Based on the rules of David Bohm’s philosophy of dialogue, a moderator is appointed to lead the dialogue but take on a passive role at the same time. Chairs are arranged in a circle and an object to be passed around is chosen. We do not recommend the use of a ball because it is too often thrown back and forth. The task should be communicated to everyone from the very beginning. You may choose a topic or a concrete question. Bear in mind: less is more.
The check-in round. The moderator hands over the object of choosing to a participant who briefly introduces himself to the topic and then passes it on to the next participant. The only person allowed to speak is the person holding the item. The check-in round ensures that each participant is able to speak at least once.
Following the check-in round, the item is placed in the centre of the circle of participants and the dialogue may thus begin. From now on the item will always be taken from the centre and placed back. As in the check-in round, only the person holding the item is allowed to speak. The moderator may only intervene if, for example, someone is holding a monologue, or the dialogue only takes place between two people.
Once the topic is exhausted, it’s time for the check-out round. The check-out round is quite similar to the check-in round. All participants make their contribution: they mention what they noticed, they summarise the dialogue from their own perspective, describe their new findings etc., etc., etc…
The most difficult role is not that of the moderator but that of the participants. We often find it difficult to do seemingly profane things, such as listening. But before we are capable of listening to others, we need to listen to ourselves first. What thoughts, evaluations and ideas arise within us? It often takes only a few words from someone before we silently start judging, arguing, weighing, rejecting or agreeing. Only once we are aware of this phenomenon can we begin to push these automatic reactions aside. To genuinely listen means to listen to others without prejudice or judgement.
Keep thoughts floating
A central task is to keep the thoughts floating. By that we mean that one neither acts, nor does he doubt his thoughts, nor does he suppress them. This implies that thoughts are neither considered true nor untrue, neither wrong nor right, and that they are not to be judged in any manner.
Granted, that’s difficult. So, try the following technique: Picture a cloud in the blue sky and store your thoughts in that cloud. By doing so, you now rid yourself of your thoughts. Then, choose to either move on with the cloud, to dissipate or to remain where you are.
Curiosity makes it possible to ask questions that really move us, to explore these together and develop something that did not exist before and would not have been possible had we tried alone.
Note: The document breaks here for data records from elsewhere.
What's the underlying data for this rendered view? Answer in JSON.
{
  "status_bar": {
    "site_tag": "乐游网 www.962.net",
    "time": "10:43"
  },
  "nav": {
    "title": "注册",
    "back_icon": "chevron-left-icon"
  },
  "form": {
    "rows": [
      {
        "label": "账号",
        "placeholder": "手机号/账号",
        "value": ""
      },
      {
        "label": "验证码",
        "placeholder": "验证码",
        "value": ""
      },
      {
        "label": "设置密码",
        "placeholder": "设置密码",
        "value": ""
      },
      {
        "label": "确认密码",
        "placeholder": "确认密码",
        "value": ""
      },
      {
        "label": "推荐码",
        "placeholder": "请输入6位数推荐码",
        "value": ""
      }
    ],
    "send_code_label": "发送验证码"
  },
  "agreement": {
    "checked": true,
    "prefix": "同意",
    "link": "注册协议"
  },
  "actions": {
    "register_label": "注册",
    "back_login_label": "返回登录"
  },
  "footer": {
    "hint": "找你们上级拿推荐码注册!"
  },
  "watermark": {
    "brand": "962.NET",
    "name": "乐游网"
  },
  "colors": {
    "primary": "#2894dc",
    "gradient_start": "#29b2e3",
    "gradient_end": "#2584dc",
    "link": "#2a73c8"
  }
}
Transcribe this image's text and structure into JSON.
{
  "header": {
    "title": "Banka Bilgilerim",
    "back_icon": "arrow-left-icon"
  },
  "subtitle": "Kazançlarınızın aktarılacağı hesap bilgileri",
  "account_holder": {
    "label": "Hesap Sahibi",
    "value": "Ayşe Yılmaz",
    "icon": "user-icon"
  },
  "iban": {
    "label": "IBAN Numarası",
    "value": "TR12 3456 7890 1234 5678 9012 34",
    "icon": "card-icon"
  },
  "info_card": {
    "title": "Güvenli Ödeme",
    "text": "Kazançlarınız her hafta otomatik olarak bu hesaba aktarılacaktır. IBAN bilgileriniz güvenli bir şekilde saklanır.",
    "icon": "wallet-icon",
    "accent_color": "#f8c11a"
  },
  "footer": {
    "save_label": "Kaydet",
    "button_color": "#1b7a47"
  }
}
This is how innovation and growth emerge from dialogue.
Thinking vs. thoughts
In our everyday life we do a lot without giving it much thought. We rely on assumptions and attitudes that we do not question. In most cases we function well and efficiently by adopting such an attitude. However, by doing so, we stick to pre-determined thinking strategies, which might lead to a discussion, but certainly not to an innovation dialogue.
Dialogues require a proactive attitude, meaning less passive thinking and more active thinking. Thinking drives us forward, provides fresh answers to existing problems and creates new perspectives.
By the way: Anticipate a little more time if you decide to launch an innovation dialogue instead of a 10-minute brainstorming session. This highly depends on your initial position as well as your questions. For a first test run, it would be reasonable to count half an hour.